Business

ECB raises the three key interest rates by 75 basis points

Against the up inflation

Christine Lagarde
(Source: ECB)
USPA NEWS - The Governing Council of the European Central Bank (ECB) on Thursday decided to raise the three key ECB interest rates by 75 basis points. This major step frontloads the transition from the prevailing highly accommodative level of policy rates towards levels that will ensure the timely return of inflation to the ECB’s 2% medium-term target. Based on its current assessment, over the next several meetings the Governing Council expects to raise interest rates further to dampen demand and guard against the risk of a persistent upward shift in inflation expectations. The Governing Council will regularly re-evaluate its policy path in light of incoming information and the evolving inflation outlook. The Governing Council’s future policy rate decisions will continue to be data-dependent and follow a meeting-by-meeting approach.
The Governing Council took this decision, and expects to raise interest rates further, because inflation remains far too high and is likely to stay above target for an extended period. According to Eurostat’s flash estimate, inflation reached 9.1% in August. Soaring energy and food prices, demand pressures in some sectors owing to the reopening of the economy, and supply bottlenecks are still driving up inflation. Price pressures have continued to strengthen and broaden across the economy and inflation may rise further in the near term. As the current drivers of inflation fade over time and the normalisation of monetary policy works its way through to the economy and price-setting, inflation will come down. Looking ahead, ECB staff have significantly revised up their inflation projections and inflation is now expected to average 8.1% in 2022, 5.5% in 2023 and 2.3% in 2024.

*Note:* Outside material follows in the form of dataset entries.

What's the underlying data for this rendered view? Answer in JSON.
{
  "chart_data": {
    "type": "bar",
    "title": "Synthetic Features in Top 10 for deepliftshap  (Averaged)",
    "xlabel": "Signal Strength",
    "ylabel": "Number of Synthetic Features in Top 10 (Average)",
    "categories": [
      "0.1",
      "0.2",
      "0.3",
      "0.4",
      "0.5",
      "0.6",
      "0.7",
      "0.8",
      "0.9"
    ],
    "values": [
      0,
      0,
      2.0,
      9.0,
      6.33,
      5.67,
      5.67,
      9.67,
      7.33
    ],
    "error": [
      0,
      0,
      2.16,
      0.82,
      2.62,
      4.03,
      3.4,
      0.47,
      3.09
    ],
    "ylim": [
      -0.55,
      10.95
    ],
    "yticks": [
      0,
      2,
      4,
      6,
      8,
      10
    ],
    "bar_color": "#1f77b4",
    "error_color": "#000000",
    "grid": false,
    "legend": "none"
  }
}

After a rebound in the first half of 2022, recent data point to a substantial slowdown in euro area economic growth, with the economy expected to stagnate later in the year and in the first quarter of 2023. Very high energy prices are reducing the purchasing power of people’s incomes and, although supply bottlenecks are easing, they are still constraining economic activity. In addition, the adverse geopolitical situation, especially Russia’s unjustified aggression towards Ukraine, is weighing on the confidence of businesses and consumers. This outlook is reflected in the latest staff projections for economic growth, which have been revised down markedly for the remainder of the current year and throughout 2023. Staff now expect the economy to grow by 3.1% in 2022, 0.9% in 2023 and 1.9% in 2024.

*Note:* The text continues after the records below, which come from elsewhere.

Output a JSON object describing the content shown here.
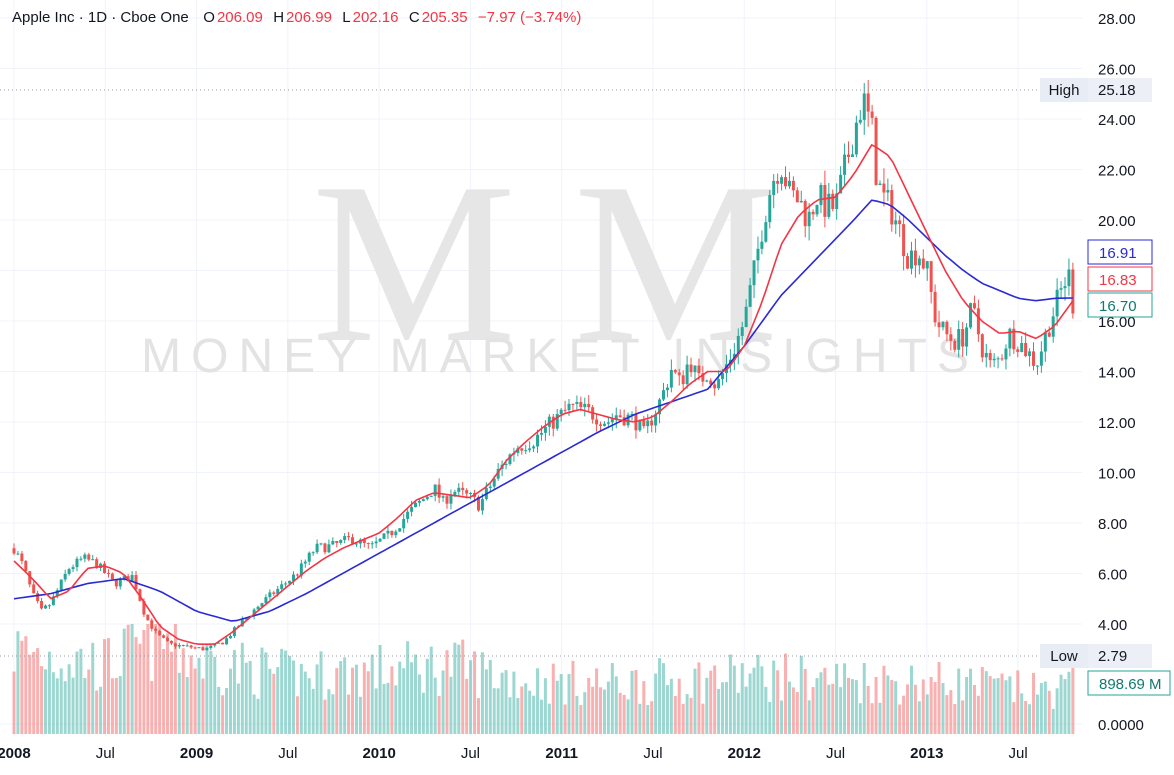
{
  "header": {
    "symbol": "Apple Inc · 1D · Cboe One",
    "ohlc": {
      "o_label": "O",
      "o": "206.09",
      "h_label": "H",
      "h": "206.99",
      "l_label": "L",
      "l": "202.16",
      "c_label": "C",
      "c": "205.35",
      "change": "−7.97 (−3.74%)"
    }
  },
  "watermark": {
    "monogram": "M M",
    "text": "MONEY MARKET INSIGHTS"
  },
  "badges": {
    "high_label": "High",
    "high_value": "25.18",
    "low_label": "Low",
    "low_value": "2.79",
    "blue_value": "16.91",
    "red_value": "16.83",
    "price_value": "16.70",
    "volume_value": "898.69 M"
  },
  "colors": {
    "up": "#26a69a",
    "down": "#ef5350",
    "ma_fast": "#f23645",
    "ma_slow": "#2929d6",
    "grid": "#f0f3fa"
  },
  "chart_data": {
    "type": "line",
    "title": "Apple Inc · 1D · Cboe One",
    "ylim": [
      0,
      28
    ],
    "y_ticks": [
      "28.00",
      "26.00",
      "24.00",
      "22.00",
      "20.00",
      "18.00",
      "16.00",
      "14.00",
      "12.00",
      "10.00",
      "8.00",
      "6.00",
      "4.00",
      "0.0000"
    ],
    "x_ticks": [
      "2008",
      "Jul",
      "2009",
      "Jul",
      "2010",
      "Jul",
      "2011",
      "Jul",
      "2012",
      "Jul",
      "2013",
      "Jul"
    ],
    "x_start": "2008.0",
    "series": [
      {
        "role": "price",
        "x": [
          2008.0,
          2008.05,
          2008.1,
          2008.15,
          2008.2,
          2008.3,
          2008.38,
          2008.45,
          2008.55,
          2008.65,
          2008.72,
          2008.78,
          2008.85,
          2008.95,
          2009.05,
          2009.15,
          2009.25,
          2009.35,
          2009.45,
          2009.55,
          2009.65,
          2009.75,
          2009.85,
          2009.95,
          2010.05,
          2010.15,
          2010.25,
          2010.3,
          2010.35,
          2010.4,
          2010.5,
          2010.55,
          2010.65,
          2010.75,
          2010.85,
          2010.95,
          2011.05,
          2011.15,
          2011.25,
          2011.3,
          2011.4,
          2011.45,
          2011.55,
          2011.6,
          2011.65,
          2011.7,
          2011.75,
          2011.8,
          2011.85,
          2011.9,
          2011.95,
          2012.0,
          2012.05,
          2012.1,
          2012.15,
          2012.2,
          2012.25,
          2012.3,
          2012.35,
          2012.4,
          2012.45,
          2012.5,
          2012.55,
          2012.6,
          2012.65,
          2012.7,
          2012.72,
          2012.75,
          2012.8,
          2012.85,
          2012.9,
          2012.95,
          2013.0,
          2013.05,
          2013.1,
          2013.15,
          2013.2,
          2013.25,
          2013.3,
          2013.35,
          2013.4,
          2013.45,
          2013.5,
          2013.55,
          2013.6,
          2013.65,
          2013.7,
          2013.75,
          2013.78,
          2013.8
        ],
        "values": [
          7.0,
          6.3,
          5.2,
          4.5,
          4.8,
          6.2,
          6.6,
          6.4,
          5.6,
          5.9,
          4.3,
          3.6,
          3.2,
          3.1,
          3.0,
          3.3,
          4.1,
          4.8,
          5.4,
          6.0,
          7.0,
          7.1,
          7.4,
          7.0,
          7.5,
          8.3,
          9.0,
          9.4,
          8.8,
          9.3,
          9.0,
          8.7,
          10.0,
          11.0,
          11.3,
          12.0,
          12.6,
          12.4,
          12.0,
          12.3,
          12.1,
          11.5,
          13.0,
          14.1,
          13.5,
          14.5,
          13.6,
          14.0,
          13.4,
          14.2,
          15.0,
          16.0,
          17.8,
          19.8,
          21.5,
          22.3,
          21.0,
          20.8,
          20.0,
          21.0,
          20.5,
          20.5,
          22.0,
          23.5,
          24.8,
          23.5,
          22.0,
          21.0,
          20.5,
          19.6,
          18.5,
          18.8,
          18.0,
          16.0,
          15.5,
          15.2,
          15.4,
          16.5,
          15.0,
          14.2,
          14.5,
          15.5,
          15.2,
          14.8,
          14.3,
          15.4,
          16.5,
          17.5,
          17.8,
          16.7
        ]
      },
      {
        "role": "ma-fast",
        "x": [
          2008.0,
          2008.1,
          2008.2,
          2008.3,
          2008.4,
          2008.5,
          2008.6,
          2008.7,
          2008.8,
          2008.9,
          2009.0,
          2009.1,
          2009.2,
          2009.3,
          2009.4,
          2009.5,
          2009.6,
          2009.7,
          2009.8,
          2009.9,
          2010.0,
          2010.1,
          2010.2,
          2010.3,
          2010.4,
          2010.5,
          2010.6,
          2010.7,
          2010.8,
          2010.9,
          2011.0,
          2011.1,
          2011.2,
          2011.3,
          2011.4,
          2011.5,
          2011.6,
          2011.7,
          2011.8,
          2011.9,
          2012.0,
          2012.1,
          2012.2,
          2012.3,
          2012.4,
          2012.5,
          2012.6,
          2012.7,
          2012.8,
          2012.9,
          2013.0,
          2013.1,
          2013.2,
          2013.3,
          2013.4,
          2013.5,
          2013.6,
          2013.7,
          2013.8
        ],
        "values": [
          6.5,
          5.8,
          5.0,
          5.3,
          6.2,
          6.3,
          6.0,
          5.0,
          3.9,
          3.4,
          3.2,
          3.2,
          3.7,
          4.3,
          4.9,
          5.5,
          6.1,
          6.6,
          7.0,
          7.3,
          7.6,
          8.2,
          8.9,
          9.2,
          9.1,
          9.0,
          9.5,
          10.5,
          11.2,
          11.8,
          12.3,
          12.5,
          12.3,
          12.1,
          12.0,
          12.2,
          12.8,
          13.5,
          14.0,
          14.0,
          15.0,
          16.8,
          19.0,
          20.2,
          20.8,
          20.9,
          21.8,
          23.0,
          22.5,
          21.0,
          19.5,
          18.0,
          16.8,
          16.0,
          15.5,
          15.6,
          15.3,
          15.8,
          16.8
        ]
      },
      {
        "role": "ma-slow",
        "x": [
          2008.0,
          2008.2,
          2008.4,
          2008.6,
          2008.8,
          2009.0,
          2009.2,
          2009.4,
          2009.6,
          2009.8,
          2010.0,
          2010.2,
          2010.4,
          2010.6,
          2010.8,
          2011.0,
          2011.2,
          2011.4,
          2011.6,
          2011.8,
          2012.0,
          2012.2,
          2012.4,
          2012.6,
          2012.7,
          2012.8,
          2012.9,
          2013.0,
          2013.1,
          2013.2,
          2013.3,
          2013.4,
          2013.5,
          2013.6,
          2013.7,
          2013.8
        ],
        "values": [
          5.0,
          5.2,
          5.6,
          5.8,
          5.3,
          4.5,
          4.1,
          4.5,
          5.2,
          6.0,
          6.8,
          7.6,
          8.4,
          9.2,
          10.0,
          10.8,
          11.6,
          12.3,
          12.8,
          13.3,
          15.0,
          17.0,
          18.5,
          20.0,
          20.8,
          20.6,
          20.0,
          19.3,
          18.6,
          18.0,
          17.5,
          17.2,
          16.9,
          16.8,
          16.9,
          16.91
        ]
      },
      {
        "role": "volume",
        "note_unit": "M",
        "x": [
          2008.0,
          2008.5,
          2008.8,
          2009.0,
          2009.5,
          2010.0,
          2010.4,
          2010.8,
          2011.2,
          2011.6,
          2012.0,
          2012.4,
          2012.8,
          2013.2,
          2013.6,
          2013.8
        ],
        "values": [
          1600,
          1300,
          1800,
          1400,
          1100,
          1200,
          1300,
          1000,
          950,
          1000,
          1100,
          1050,
          1000,
          950,
          800,
          898.69
        ]
      }
    ]
  }
}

The lasting vulnerabilities caused by the pandemic still pose a risk to the smooth transmission of monetary policy. “The Governing Council will therefore continue applying flexibility in reinvesting redemptions coming due in the pandemic emergency purchase programme portfolio, with a view to countering risks to the transmission mechanism related to the pandemic,” said the ECB.
Key ECB interest rates
The Governing Council decided to raise the three key ECB interest rates by 75 basis points. Accordingly, the interest rate on the main refinancing operations and the interest rates on the marginal lending facility and the deposit facility will be increased to 1.25%, 1.50% and 0.75% respectively, with effect from 14 September 2022. Following the raising of the deposit facility rate to above zero, the two-tier system for the remuneration of excess reserves is no longer necessary. Also the Governing Council therefore decided to suspend the two-tier system by setting the multiplier to zero.
The Governing Council intends to continue reinvesting, in full, the principal payments from maturing securities purchased under the APP for an extended period of time past the date when it started raising the key ECB interest rates and, in any case, for as long as necessary to maintain ample liquidity conditions and an appropriate monetary policy stance.
To preserve the effectiveness of monetary policy transmission and safeguard orderly market functioning, the Governing Council of the European Central Bank (ECB) on Thursday decided to temporarily remove the 0% interest rate ceiling for remunerating government deposits. Instead, the ceiling will temporarily remain at the lower of either the Eurosystem’s deposit facility rate (DFR) or the euro short-term rate (€STR), also under a positive DFR. The measure is intended to remain in effect until 30 April 2023. This change will prevent an abrupt outflow of deposits into the market, at a time when some segments of the euro area repo markets are showing signs of collateral scarcity, and will allow for an in-depth assessment of how money markets are adjusting to the return to positive interest rates.
As it currently stands, the relevant legal framework provides that, if the DFR is negative, government deposits are remunerated up to the DFR or the €STR, whichever is lower. It also foresees a remuneration ceiling of 0% if the DFR is 0% or higher. However, market and liquidity conditions have changed since this ceiling was put in place and a temporary adjustment of the remuneration arrangements, in a context of normalisation of monetary policy, is warranted. The new temporary change to the remuneration does not alter the long-term desirability of encouraging market intermediation, and the ECB calls on relevant depositors to plan for alternative arrangements to central bank deposits.